Die paradoxe Welt eingebildeter Wirklichkeiten auf der Nachtseite der Epoche zeigen Brian P. Levacks Ausführungen über die "Hexe", die freilich nicht immer den Forschungsstand reflektieren. Ihr Unglück war, daß die Kämpfe um die Form der frühneuzeitlichen Staaten bis in die zweite Hälfte des siebzehnten Jahrhunderts hinein aufs engste mit einer manchmal hysterische Ausmaße annehmenden religiös-moralischen Ambition verbunden blieben; die immer effizienter arbeitenden Organe der Staatsmacht schreckten nicht vor Versuchen zurück, ihre Utopien vom "Gottesstaat" unter Anwendung härtester Gewalt in die Wirklichkeit zu zwingen.

Zu den wichtigsten Aspekten der Epoche zählt, daß sich dies ändert. Aus den Wirren der Kämpfe um das Wegerecht auf den Straßen zum Heil bilden sich politische Ordnungsformen heraus, die zusehends vom Religiösen abstrahieren.

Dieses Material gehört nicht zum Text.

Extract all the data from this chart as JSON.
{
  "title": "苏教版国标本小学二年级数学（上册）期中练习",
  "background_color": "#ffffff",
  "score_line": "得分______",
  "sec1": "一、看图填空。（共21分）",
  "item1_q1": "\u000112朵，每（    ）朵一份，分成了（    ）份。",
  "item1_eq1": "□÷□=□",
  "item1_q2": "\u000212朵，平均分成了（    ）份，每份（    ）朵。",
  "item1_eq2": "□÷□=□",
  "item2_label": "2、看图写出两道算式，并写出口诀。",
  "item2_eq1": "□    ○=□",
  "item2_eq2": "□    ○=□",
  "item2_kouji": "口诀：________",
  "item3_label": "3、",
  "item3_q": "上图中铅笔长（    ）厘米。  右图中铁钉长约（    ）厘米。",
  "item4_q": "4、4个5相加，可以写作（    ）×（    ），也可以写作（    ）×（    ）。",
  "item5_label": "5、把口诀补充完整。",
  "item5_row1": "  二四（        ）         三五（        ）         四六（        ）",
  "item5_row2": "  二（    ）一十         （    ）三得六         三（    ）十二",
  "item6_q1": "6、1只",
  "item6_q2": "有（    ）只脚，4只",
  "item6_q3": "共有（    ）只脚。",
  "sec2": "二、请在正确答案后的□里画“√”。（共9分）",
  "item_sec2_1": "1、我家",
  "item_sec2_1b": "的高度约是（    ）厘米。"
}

Wandel, Entwicklungen, Prozesse werden indes vom Schatten des Golems, den das Buch erzeugt, sehr weitgehend überdeckt. Wie "barock" schließlich all die Leute, die in Villaris Kabinett Revue passieren, gewesen sind, ist ein Frage, die man besser gar nicht erst stellt. Der Leitbegriff taugt vermutlich eher für eine Periodisierung, die größere kulturhistorische Zusammenhänge im Blick hat und auf ältere idealistische Reduktionen zurückzugreifen bereit ist. Die Diskussion darüber aber ist ein weites Feld, auf das Autoren und Herausgeber sich nicht hinauswagen. BERND ROECK

Rosario Villari (Hrsg.): "Der Mensch des Barock". Aus dem Englischen von Christoph Münz und Rolf Schubert, aus dem Italienischen von Andreas Simon, aus dem Französischen von Susanne Edel. Campus Verlag, Frankfurt am Main 1997. 384 S., Abb., geb., 58,- DM.